Policing Project Director Barry Friedman recently sat down with Sherrilyn Ifill, Director of the NAACP Legal Defense and Educational Fund, for the American Law Institute’s Reasonably Speaking Podcast. Ifill and Friedman explored the intersection of race and policing, what it might mean to re-imagine public safety, and the increasing use of surveillance technologies.
The conversation began by discussing the complicated and fraught relationship between race and policing. As Friedman noted, the two have long been bound up in very troubling ways, and it is only by acknowledging this history, and its continued impact, that we can hope to make progress. Indeed, this principle is at the core of the Policing Project’s work with the New York City Police Department and Open Society Foundations aimed at reducing racial disparities in policing in New York.
The conversation next turned to what role police play in achieving public safety. A key question: are police the right responders for dealing with a host of public safety issues, such as individuals in mental crisis? Ifill spoke of re-defining the role of the police within a new understanding of public safety that is created by and premised on the needs of the community. In such a system, perhaps only a small part of public safety would include the police.
This idea is central to the Policing Project’s Re-imagining Public Safety project. As Friedman noted, when thinking about the proper role of police in a given situation we should ask: “Why are the police here?” (or “Are police the correct actor to bring to this problem?”), but also, “Why are the police here?” ( or “What are the broader circumstances that required police intervention to begin with, and could we avoid that need entirely?”) These are the questions that motivate our RPS project.

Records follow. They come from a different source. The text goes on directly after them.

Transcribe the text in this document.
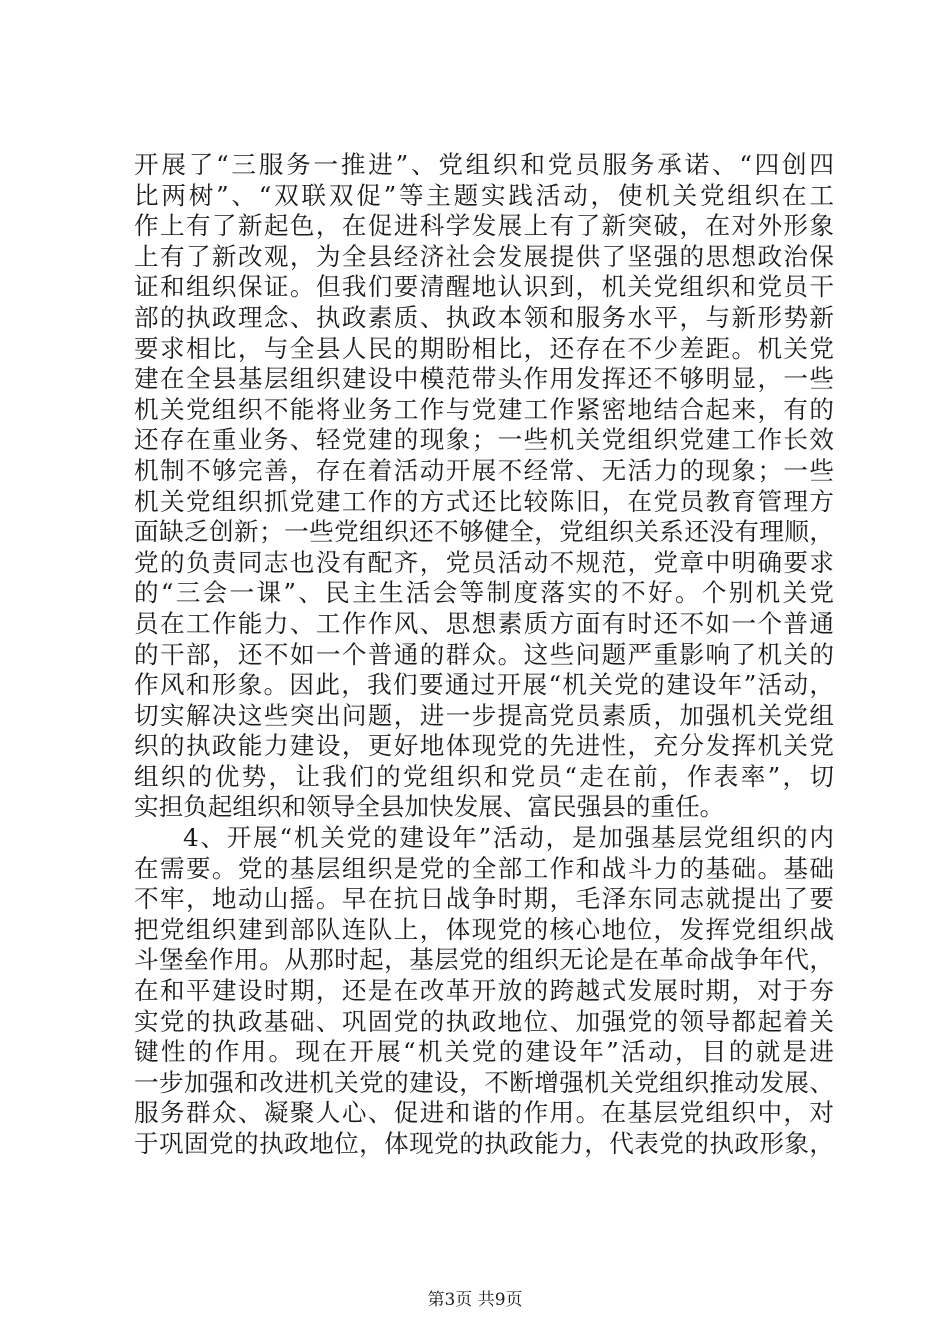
开展了“三服务一推进”、党组织和党员服务承诺、“四创四
比两树”、“双联双促”等主题实践活动，使机关党组织在工
作上有了新起色，在促进科学发展上有了新突破，在对外形象
上有了新改观，为全县经济社会发展提供了坚强的思想政治保
证和组织保证。但我们要清醒地认识到，机关党组织和党员干
部的执政理念、执政素质、执政本领和服务水平，与新形势新
要求相比，与全县人民的期盼相比，还存在不少差距。机关党
建在全县基层组织建设中模范带头作用发挥还不够明显，一些
机关党组织不能将业务工作与党建工作紧密地结合起来，有的
还存在重业务、轻党建的现象；一些机关党组织党建工作长效
机制不够完善，存在着活动开展不经常、无活力的现象；一些
机关党组织抓党建工作的方式还比较陈旧，在党员教育管理方
面缺乏创新；一些党组织还不够健全，党组织关系还没有理顺，
党的负责同志也没有配齐，党员活动不规范，党章中明确要求
的“三会一课”、民主生活会等制度落实的不好。个别机关党
员在工作能力、工作作风、思想素质方面有时还不如一个普通
的干部，还不如一个普通的群众。这些问题严重影响了机关的
作风和形象。因此，我们要通过开展“机关党的建设年”活动，
切实解决这些突出问题，进一步提高党员素质，加强机关党组
织的执政能力建设，更好地体现党的先进性，充分发挥机关党
组织的优势，让我们的党组织和党员“走在前，作表率”，切
实担负起组织和领导全县加快发展、富民强县的重任。
4、开展“机关党的建设年”活动，是加强基层党组织的内
在需要。党的基层组织是党的全部工作和战斗力的基础。基础
不牢，地动山摇。早在抗日战争时期，毛泽东同志就提出了要
把党组织建到部队连队上，体现党的核心地位，发挥党组织战
斗堡垒作用。从那时起，基层党的组织无论是在革命战争年代，
在和平建设时期，还是在改革开放的跨越式发展时期，对于夯
实党的执政基础、巩固党的执政地位、加强党的领导都起着关
键性的作用。现在开展“机关党的建设年”活动，目的就是进
一步加强和改进机关党的建设，不断增强机关党组织推动发展、
服务群众、凝聚人心、促进和谐的作用。在基层党组织中，对
于巩固党的执政地位，体现党的执政能力，代表党的执政形象，
第3页 共9页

Finally, the conversation turned to policing technology – another core area of the Policing Project’s work. Friedman and Ifill questioned the traditional assumption that technology tools would be less effective if there was public regulation up front. Instead, as we at the Policing Project believe, we might actually improve these technologies by making them more transparent, more racially equitable, and at the same time equally effective, if we engage the public before these technologies are deployed.
About the speakers
Sherrilyn Ifill is the seventh President and Director-Counsel of the NAACP Legal Defense and Educational Fund. After graduating from law school, she served as a fellow at the American Civil Liberties Union and then for five years as an assistant council in the Legal Defense Fund’s New York office where she ligated voting rights cases. A critically acclaimed author, her book, On the Courthouse Lawn: Confronting the Legacy of Lynching in the 21st Century, reflects her lifelong engagement in and analysis of issues of race and American public life.
In addition to his work at the Policing Project, Barry Friedman is the reporter for the American Law Institute’s Principles of the Law, Policing, and is the author of the critically acclaimed The Will of the People: How Public Opinion Has Influenced the Supreme Court and Shaped the Meaning of the Constitution, and Unwarranted: Policing Without Permission.